If Xi was a little jealous, he was only being human.

The ruling Chinese Communist Party is authoritarian, but its elite politics decides that collective leadership is the way forward: this principle has seen the peaceful transfer of power in the past.

Under Xi, this principle has faltered like never before, leading some China observers to comment that collective leadership is dead.

Needless to mention, the crown sits heavy on Xi’s head, his compulsion to push the ‘Middle Kingdom’ theory may also be seen as a strike for greatness that is denied to him by his elite gang of comrades and the world.

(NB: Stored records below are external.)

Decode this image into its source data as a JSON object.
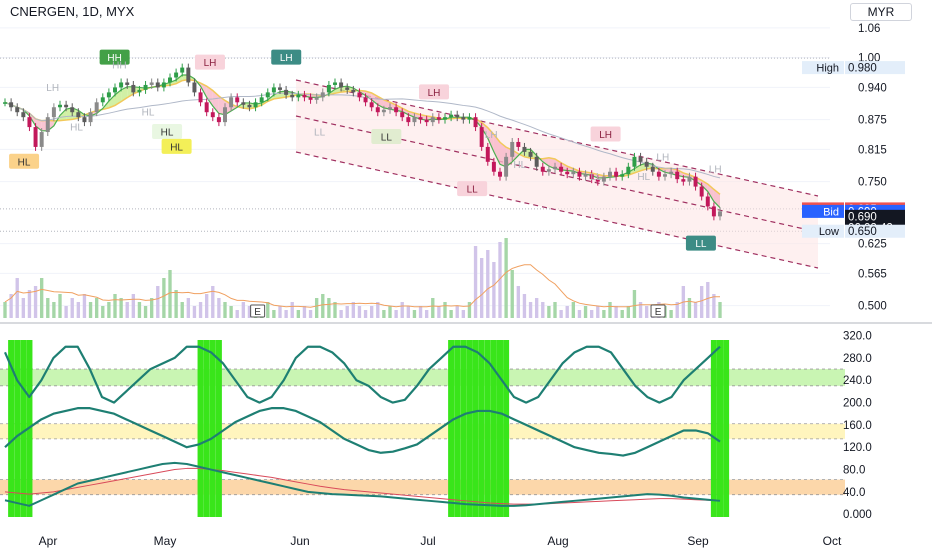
{
  "header": {
    "symbol": "CNERGEN, 1D, MYX",
    "currency": "MYR"
  },
  "chart_data": {
    "type": "candlestick",
    "x_ticks": [
      "Apr",
      "May",
      "Jun",
      "Jul",
      "Aug",
      "Sep",
      "Oct"
    ],
    "price_axis": {
      "ticks": [
        1.06,
        1.0,
        0.94,
        0.875,
        0.815,
        0.75,
        0.625,
        0.565,
        0.5
      ],
      "tick_labels": [
        "1.06",
        "1.00",
        "0.940",
        "0.875",
        "0.815",
        "0.750",
        "0.625",
        "0.565",
        "0.500"
      ],
      "ylim": [
        0.475,
        1.08
      ]
    },
    "price_markers": [
      {
        "label": "High",
        "value": "0.980",
        "price": 0.98
      },
      {
        "label": "Ask",
        "value": "0.695",
        "price": 0.695
      },
      {
        "label": "Bid",
        "value": "0.690",
        "price": 0.69
      },
      {
        "label": "",
        "value": "0.690",
        "price": 0.68
      },
      {
        "label": "Low",
        "value": "0.650",
        "price": 0.65
      }
    ],
    "countdown": "06:02:42",
    "closes": [
      0.91,
      0.9,
      0.89,
      0.88,
      0.86,
      0.82,
      0.85,
      0.88,
      0.9,
      0.905,
      0.9,
      0.89,
      0.88,
      0.87,
      0.89,
      0.91,
      0.92,
      0.93,
      0.94,
      0.95,
      0.945,
      0.93,
      0.935,
      0.945,
      0.95,
      0.94,
      0.95,
      0.96,
      0.97,
      0.98,
      0.95,
      0.93,
      0.91,
      0.89,
      0.88,
      0.87,
      0.9,
      0.92,
      0.91,
      0.905,
      0.9,
      0.91,
      0.92,
      0.93,
      0.94,
      0.935,
      0.925,
      0.92,
      0.925,
      0.92,
      0.915,
      0.92,
      0.93,
      0.945,
      0.95,
      0.94,
      0.935,
      0.93,
      0.92,
      0.91,
      0.9,
      0.89,
      0.895,
      0.9,
      0.89,
      0.88,
      0.87,
      0.88,
      0.875,
      0.87,
      0.88,
      0.875,
      0.88,
      0.885,
      0.88,
      0.875,
      0.88,
      0.86,
      0.82,
      0.79,
      0.77,
      0.76,
      0.8,
      0.83,
      0.82,
      0.81,
      0.8,
      0.78,
      0.77,
      0.775,
      0.78,
      0.77,
      0.765,
      0.77,
      0.76,
      0.765,
      0.755,
      0.75,
      0.76,
      0.77,
      0.76,
      0.765,
      0.78,
      0.8,
      0.79,
      0.78,
      0.77,
      0.76,
      0.765,
      0.77,
      0.755,
      0.75,
      0.76,
      0.74,
      0.72,
      0.7,
      0.68,
      0.69
    ],
    "volumes": [
      0.2,
      0.3,
      0.5,
      0.25,
      0.35,
      0.4,
      0.5,
      0.25,
      0.2,
      0.3,
      0.15,
      0.25,
      0.2,
      0.3,
      0.2,
      0.25,
      0.15,
      0.2,
      0.3,
      0.25,
      0.2,
      0.3,
      0.2,
      0.15,
      0.25,
      0.4,
      0.5,
      0.6,
      0.35,
      0.2,
      0.25,
      0.15,
      0.2,
      0.3,
      0.4,
      0.25,
      0.2,
      0.15,
      0.1,
      0.2,
      0.15,
      0.1,
      0.15,
      0.2,
      0.1,
      0.15,
      0.1,
      0.2,
      0.1,
      0.15,
      0.1,
      0.25,
      0.3,
      0.25,
      0.2,
      0.1,
      0.15,
      0.2,
      0.15,
      0.1,
      0.15,
      0.2,
      0.1,
      0.15,
      0.1,
      0.2,
      0.15,
      0.1,
      0.15,
      0.1,
      0.25,
      0.15,
      0.2,
      0.1,
      0.15,
      0.1,
      0.2,
      0.9,
      0.75,
      0.85,
      0.7,
      0.95,
      1.0,
      0.6,
      0.4,
      0.3,
      0.2,
      0.25,
      0.2,
      0.15,
      0.2,
      0.1,
      0.15,
      0.2,
      0.1,
      0.15,
      0.1,
      0.15,
      0.1,
      0.2,
      0.15,
      0.1,
      0.15,
      0.35,
      0.2,
      0.15,
      0.1,
      0.2,
      0.15,
      0.1,
      0.2,
      0.4,
      0.25,
      0.2,
      0.4,
      0.45,
      0.3,
      0.2
    ],
    "channels": [
      {
        "upper": [
          [
            296,
            80
          ],
          [
            818,
            196
          ]
        ],
        "lower": [
          [
            296,
            152
          ],
          [
            818,
            268
          ]
        ],
        "mid": [
          [
            296,
            116
          ],
          [
            818,
            232
          ]
        ]
      }
    ],
    "swing_labels": [
      {
        "text": "HH",
        "i": 23,
        "price": 1.0,
        "style": "green"
      },
      {
        "text": "LH",
        "i": 59,
        "price": 1.0,
        "style": "teal"
      },
      {
        "text": "LH",
        "i": 43,
        "price": 0.99,
        "style": "pink"
      },
      {
        "text": "HL",
        "i": 34,
        "price": 0.85,
        "style": "lightgreen"
      },
      {
        "text": "HL",
        "i": 36,
        "price": 0.82,
        "style": "yellow"
      },
      {
        "text": "HL",
        "i": 4,
        "price": 0.79,
        "style": "orange"
      },
      {
        "text": "LL",
        "i": 80,
        "price": 0.84,
        "style": "lightgreen2"
      },
      {
        "text": "LH",
        "i": 90,
        "price": 0.93,
        "style": "pink"
      },
      {
        "text": "LL",
        "i": 98,
        "price": 0.735,
        "style": "pink"
      },
      {
        "text": "LH",
        "i": 126,
        "price": 0.845,
        "style": "pink"
      },
      {
        "text": "LL",
        "i": 146,
        "price": 0.625,
        "style": "teal"
      },
      {
        "text": "HH",
        "i": 24,
        "price": 0.985,
        "style": "faint"
      },
      {
        "text": "LH",
        "i": 10,
        "price": 0.94,
        "style": "faint"
      },
      {
        "text": "HL",
        "i": 15,
        "price": 0.86,
        "style": "faint"
      },
      {
        "text": "HL",
        "i": 30,
        "price": 0.89,
        "style": "faint"
      },
      {
        "text": "LL",
        "i": 66,
        "price": 0.85,
        "style": "faint"
      },
      {
        "text": "LH",
        "i": 102,
        "price": 0.845,
        "style": "faint"
      },
      {
        "text": "HL",
        "i": 108,
        "price": 0.785,
        "style": "faint"
      },
      {
        "text": "LL",
        "i": 124,
        "price": 0.76,
        "style": "faint"
      },
      {
        "text": "HL",
        "i": 134,
        "price": 0.76,
        "style": "faint"
      },
      {
        "text": "LH",
        "i": 138,
        "price": 0.8,
        "style": "faint"
      },
      {
        "text": "LH",
        "i": 149,
        "price": 0.775,
        "style": "faint"
      }
    ],
    "earnings_markers": [
      {
        "text": "E",
        "i": 53
      },
      {
        "text": "E",
        "i": 137
      }
    ],
    "oscillator": {
      "ticks": [
        320.0,
        280.0,
        240.0,
        200.0,
        160.0,
        120.0,
        80.0,
        40.0,
        0.0
      ],
      "tick_labels": [
        "320.0",
        "280.0",
        "240.0",
        "200.0",
        "160.0",
        "120.0",
        "80.0",
        "40.0",
        "0.000"
      ],
      "ylim": [
        -5,
        330
      ],
      "bands": [
        {
          "from": 230,
          "to": 260,
          "color": "#b7f29a"
        },
        {
          "from": 135,
          "to": 162,
          "color": "#fff2a8"
        },
        {
          "from": 35,
          "to": 62,
          "color": "#fbc98e"
        }
      ],
      "line1": [
        290,
        240,
        210,
        240,
        280,
        300,
        300,
        260,
        210,
        200,
        220,
        240,
        260,
        270,
        280,
        300,
        300,
        290,
        270,
        240,
        210,
        200,
        210,
        240,
        280,
        300,
        300,
        290,
        270,
        240,
        230,
        210,
        200,
        205,
        230,
        260,
        280,
        300,
        300,
        290,
        270,
        240,
        210,
        200,
        210,
        240,
        270,
        290,
        300,
        300,
        290,
        260,
        230,
        210,
        200,
        210,
        240,
        260,
        280,
        300
      ],
      "line2": [
        120,
        140,
        155,
        170,
        180,
        185,
        190,
        190,
        185,
        180,
        170,
        160,
        150,
        140,
        130,
        120,
        125,
        135,
        150,
        165,
        175,
        185,
        190,
        190,
        185,
        175,
        165,
        150,
        135,
        125,
        115,
        110,
        112,
        118,
        125,
        140,
        155,
        170,
        180,
        185,
        185,
        180,
        170,
        160,
        150,
        140,
        130,
        120,
        115,
        110,
        108,
        105,
        110,
        120,
        130,
        140,
        150,
        150,
        145,
        130
      ],
      "line3": [
        25,
        20,
        15,
        25,
        35,
        45,
        55,
        60,
        65,
        70,
        75,
        80,
        85,
        90,
        92,
        90,
        85,
        80,
        75,
        70,
        65,
        60,
        55,
        50,
        45,
        40,
        38,
        36,
        35,
        34,
        33,
        32,
        30,
        28,
        26,
        24,
        22,
        20,
        18,
        17,
        16,
        15,
        15,
        16,
        18,
        20,
        22,
        24,
        26,
        28,
        30,
        32,
        34,
        36,
        35,
        33,
        30,
        28,
        26,
        24
      ],
      "line3_ma": [
        40,
        38,
        36,
        38,
        40,
        44,
        48,
        52,
        56,
        60,
        64,
        68,
        72,
        76,
        80,
        82,
        82,
        80,
        78,
        75,
        72,
        69,
        66,
        62,
        58,
        54,
        50,
        47,
        44,
        42,
        40,
        38,
        36,
        34,
        32,
        30,
        28,
        26,
        24,
        22,
        20,
        19,
        18,
        18,
        18,
        19,
        20,
        21,
        22,
        23,
        24,
        25,
        26,
        27,
        28,
        28,
        27,
        26,
        25,
        24
      ],
      "bar_positions": [
        1,
        2,
        3,
        4,
        32,
        33,
        34,
        35,
        73,
        74,
        75,
        76,
        77,
        78,
        79,
        80,
        81,
        82,
        116,
        117,
        118
      ]
    }
  }
}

On the other hand, Prime Minister Modi has used his six years in power to reach out to the world, from small nations in Africa to superpowers such as the United States.

Is it any wonder then that France was quick to stand by India in the Galwan standoff, offering its unstinted support extending to its armed forces.

This was unthinkable in the past: even during the dastardly terror attacks of 26/11 on Mumbai, we saw outpouring of grief and solidarity but not much else. It has been a leap to this stage, with countries offering their soldiers to stand with us shoulder to shoulder in this critical time.

It is in this context that the prime minister’s visit to Leh must be viewed, it was the visit at the height of his popularity and likeability, not only in India where he won a majority mandate yet again but also in the world.

When Modi spoke from Leh, he spoke to the brave soldiers of the armed forces, the people of India and the world. Every one was listening.

Advaita Kala is an author, screenwriter and a columnist. The views expressed in this article are the personal opinions of the author.